Utility activist Glenn Heran, upon hearing about the Canadian offer, said he thought it was unfair that another corporation is trying to slide in and benefit from FPL’s sweat equity.
“The Canadian offer shows that FPL is indeed making an excellent offer to purchase Vero electric,” Heran said. “Better still FPL is a well-known utility with large economies of scale and has historically had the lowest rates in the state of Florida.
“It would be a very foolish risk to go with a small, unknown buyer out of Canada with no history of rate competition in Florida.”
Former Vero Councilman Brian Heady had a different opinion about the Algonquin offer.
“I think for another corporation to lie back and wait and let FPL spend their time and money getting to this point, and then to come in with a higher offer, was smart,” Heady said. “That’s often the way these things are done.”
Rather than derail negotiations with FPL, Heady said he hopes the Algonquin offer lights a fire under everyone involved to get something on paper and to not let the Letter of Intent expire Dec. 31.
In many ways, Heady said, there has been “dragging of feet” on both sides.
FPL had a few things to say about the “unsolicited offer.”

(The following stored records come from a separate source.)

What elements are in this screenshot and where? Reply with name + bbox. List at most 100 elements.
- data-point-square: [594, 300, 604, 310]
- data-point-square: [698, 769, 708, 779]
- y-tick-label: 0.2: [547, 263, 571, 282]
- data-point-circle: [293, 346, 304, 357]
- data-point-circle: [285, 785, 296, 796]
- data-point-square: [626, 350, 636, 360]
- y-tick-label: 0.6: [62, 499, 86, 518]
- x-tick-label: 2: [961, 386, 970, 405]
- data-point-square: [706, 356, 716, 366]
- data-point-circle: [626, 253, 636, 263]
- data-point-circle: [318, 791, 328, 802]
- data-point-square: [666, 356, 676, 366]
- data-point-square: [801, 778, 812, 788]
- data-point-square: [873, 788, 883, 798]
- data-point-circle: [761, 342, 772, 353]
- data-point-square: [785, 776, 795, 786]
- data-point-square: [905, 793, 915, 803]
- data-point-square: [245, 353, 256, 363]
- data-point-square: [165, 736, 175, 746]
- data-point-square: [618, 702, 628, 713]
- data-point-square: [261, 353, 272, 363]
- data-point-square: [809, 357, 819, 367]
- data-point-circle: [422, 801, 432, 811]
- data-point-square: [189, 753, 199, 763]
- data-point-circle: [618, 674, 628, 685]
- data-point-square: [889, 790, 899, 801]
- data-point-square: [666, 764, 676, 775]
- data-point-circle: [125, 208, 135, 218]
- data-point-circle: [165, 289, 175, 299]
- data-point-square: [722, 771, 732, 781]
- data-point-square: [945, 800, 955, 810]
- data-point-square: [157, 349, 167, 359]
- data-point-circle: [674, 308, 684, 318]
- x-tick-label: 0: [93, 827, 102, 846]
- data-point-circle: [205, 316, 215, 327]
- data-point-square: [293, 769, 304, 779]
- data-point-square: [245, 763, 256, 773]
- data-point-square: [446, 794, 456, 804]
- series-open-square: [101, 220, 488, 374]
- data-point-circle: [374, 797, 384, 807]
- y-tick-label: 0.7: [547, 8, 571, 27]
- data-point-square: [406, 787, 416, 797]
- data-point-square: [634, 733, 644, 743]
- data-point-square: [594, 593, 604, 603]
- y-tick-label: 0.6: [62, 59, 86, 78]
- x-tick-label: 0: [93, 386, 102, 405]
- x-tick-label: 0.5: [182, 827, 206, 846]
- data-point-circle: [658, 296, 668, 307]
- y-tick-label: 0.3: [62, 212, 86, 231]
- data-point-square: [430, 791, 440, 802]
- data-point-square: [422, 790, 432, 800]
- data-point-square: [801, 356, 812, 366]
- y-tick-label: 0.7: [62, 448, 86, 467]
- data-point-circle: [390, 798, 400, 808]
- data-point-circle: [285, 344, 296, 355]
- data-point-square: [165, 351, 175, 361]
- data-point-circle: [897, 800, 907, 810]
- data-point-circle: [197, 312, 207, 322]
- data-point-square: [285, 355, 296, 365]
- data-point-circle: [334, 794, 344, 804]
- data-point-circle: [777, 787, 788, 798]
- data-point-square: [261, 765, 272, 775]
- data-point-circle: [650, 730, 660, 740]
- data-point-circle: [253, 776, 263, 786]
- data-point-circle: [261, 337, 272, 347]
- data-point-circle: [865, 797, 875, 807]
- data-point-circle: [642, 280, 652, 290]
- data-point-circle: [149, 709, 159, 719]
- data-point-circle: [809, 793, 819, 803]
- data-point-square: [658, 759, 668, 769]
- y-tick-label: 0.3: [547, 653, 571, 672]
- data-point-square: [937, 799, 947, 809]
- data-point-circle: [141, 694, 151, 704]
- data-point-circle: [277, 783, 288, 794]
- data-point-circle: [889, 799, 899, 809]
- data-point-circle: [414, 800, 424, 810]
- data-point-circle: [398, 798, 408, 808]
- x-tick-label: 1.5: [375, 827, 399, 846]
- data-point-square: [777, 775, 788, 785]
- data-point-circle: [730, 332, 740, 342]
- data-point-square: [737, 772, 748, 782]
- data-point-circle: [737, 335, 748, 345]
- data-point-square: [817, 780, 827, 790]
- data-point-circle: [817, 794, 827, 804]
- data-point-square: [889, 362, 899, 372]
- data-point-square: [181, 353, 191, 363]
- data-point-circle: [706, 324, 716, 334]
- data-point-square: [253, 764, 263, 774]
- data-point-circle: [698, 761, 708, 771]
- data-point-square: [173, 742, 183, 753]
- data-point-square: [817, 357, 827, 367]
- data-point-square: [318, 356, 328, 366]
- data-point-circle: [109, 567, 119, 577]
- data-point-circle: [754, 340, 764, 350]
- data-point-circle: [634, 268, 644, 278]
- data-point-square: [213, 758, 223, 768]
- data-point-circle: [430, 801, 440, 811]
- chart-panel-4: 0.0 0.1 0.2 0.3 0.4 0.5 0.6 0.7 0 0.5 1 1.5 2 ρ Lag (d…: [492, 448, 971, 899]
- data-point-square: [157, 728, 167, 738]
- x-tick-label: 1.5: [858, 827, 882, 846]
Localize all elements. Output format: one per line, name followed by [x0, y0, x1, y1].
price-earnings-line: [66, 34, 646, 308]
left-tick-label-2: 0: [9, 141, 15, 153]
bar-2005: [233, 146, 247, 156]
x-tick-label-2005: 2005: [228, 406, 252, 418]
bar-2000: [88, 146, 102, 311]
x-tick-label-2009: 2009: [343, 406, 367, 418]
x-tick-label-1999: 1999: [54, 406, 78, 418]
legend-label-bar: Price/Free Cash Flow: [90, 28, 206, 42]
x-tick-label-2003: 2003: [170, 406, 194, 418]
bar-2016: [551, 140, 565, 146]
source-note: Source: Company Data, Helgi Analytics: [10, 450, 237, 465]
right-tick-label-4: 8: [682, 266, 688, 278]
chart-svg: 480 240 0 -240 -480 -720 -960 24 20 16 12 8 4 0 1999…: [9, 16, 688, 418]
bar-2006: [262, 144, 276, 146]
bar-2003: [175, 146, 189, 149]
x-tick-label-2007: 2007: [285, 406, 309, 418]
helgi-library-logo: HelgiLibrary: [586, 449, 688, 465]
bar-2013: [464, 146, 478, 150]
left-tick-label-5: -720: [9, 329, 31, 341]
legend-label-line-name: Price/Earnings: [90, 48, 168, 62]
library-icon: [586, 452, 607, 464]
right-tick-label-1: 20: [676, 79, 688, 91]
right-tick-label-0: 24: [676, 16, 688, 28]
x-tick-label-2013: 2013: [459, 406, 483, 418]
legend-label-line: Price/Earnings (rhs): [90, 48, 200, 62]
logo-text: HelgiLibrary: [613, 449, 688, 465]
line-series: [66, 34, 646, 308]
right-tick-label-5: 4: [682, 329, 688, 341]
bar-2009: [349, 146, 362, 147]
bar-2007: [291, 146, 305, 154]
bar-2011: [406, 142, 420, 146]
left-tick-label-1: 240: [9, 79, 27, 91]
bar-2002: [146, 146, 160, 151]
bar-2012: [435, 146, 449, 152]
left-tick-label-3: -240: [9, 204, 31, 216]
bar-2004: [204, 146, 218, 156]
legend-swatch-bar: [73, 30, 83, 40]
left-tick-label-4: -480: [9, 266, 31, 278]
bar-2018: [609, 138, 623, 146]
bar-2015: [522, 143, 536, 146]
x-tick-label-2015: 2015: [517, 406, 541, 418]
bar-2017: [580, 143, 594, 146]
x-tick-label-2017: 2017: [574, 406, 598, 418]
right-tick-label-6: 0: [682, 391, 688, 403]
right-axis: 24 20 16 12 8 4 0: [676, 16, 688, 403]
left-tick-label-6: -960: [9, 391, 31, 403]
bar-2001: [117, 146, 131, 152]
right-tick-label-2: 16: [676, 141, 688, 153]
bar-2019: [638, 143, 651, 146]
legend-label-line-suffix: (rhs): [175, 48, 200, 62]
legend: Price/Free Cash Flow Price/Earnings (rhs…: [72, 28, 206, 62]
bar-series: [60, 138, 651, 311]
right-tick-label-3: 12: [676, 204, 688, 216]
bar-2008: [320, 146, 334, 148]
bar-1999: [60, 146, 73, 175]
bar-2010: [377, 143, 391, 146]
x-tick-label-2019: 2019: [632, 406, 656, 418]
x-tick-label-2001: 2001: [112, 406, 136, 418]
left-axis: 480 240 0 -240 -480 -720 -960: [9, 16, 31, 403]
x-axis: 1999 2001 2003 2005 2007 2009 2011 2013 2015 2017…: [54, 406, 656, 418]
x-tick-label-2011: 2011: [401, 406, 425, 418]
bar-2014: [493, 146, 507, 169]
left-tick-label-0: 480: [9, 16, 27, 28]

“In regards to Algonquin’s offer – beyond the purchase price for the system – FPL’s offer also included several items of significant value including plans to decommission the city’s power plant, assuming the electric utility’s pension liabilities and keeping the utility employees on staff for two years, among others,” said FPL spokeswoman Jackie Anderson.
The nebulous nature of what Algonquin could or would offer puts FPL in a position of not really knowing what to counter.
The big unknown, which is FPL’s strength, is rates – FPL’s are the lowest in Florida and a full 28 percent lower than what Vero’s rates will be in January.
“We remain focused on continuing to move the negotiations forward and finalizing terms that will be in the best interest for both our current customers and the City of Vero Beach,” Anderson said.
The key date is Dec. 31 because that’s when the FPL Letter of Intent, which is now in play expires.
“In terms of the timing, our goal is to have a draft contract ready to present by the end of this year, but our schedule is dependent on the city’s ability to address its other contractual obligations with Orlando Utilities Commission and the Florida Municipal Power Association,” Anderson said. “We are moving forward with the draft purchase and sale agreement concurrently, but ultimately, the timing will be dependent on how fast the city moves forward with its other contract negotiations. If it becomes unrealistic to have a draft by Dec. 31, we will address it with the City Council at that time.”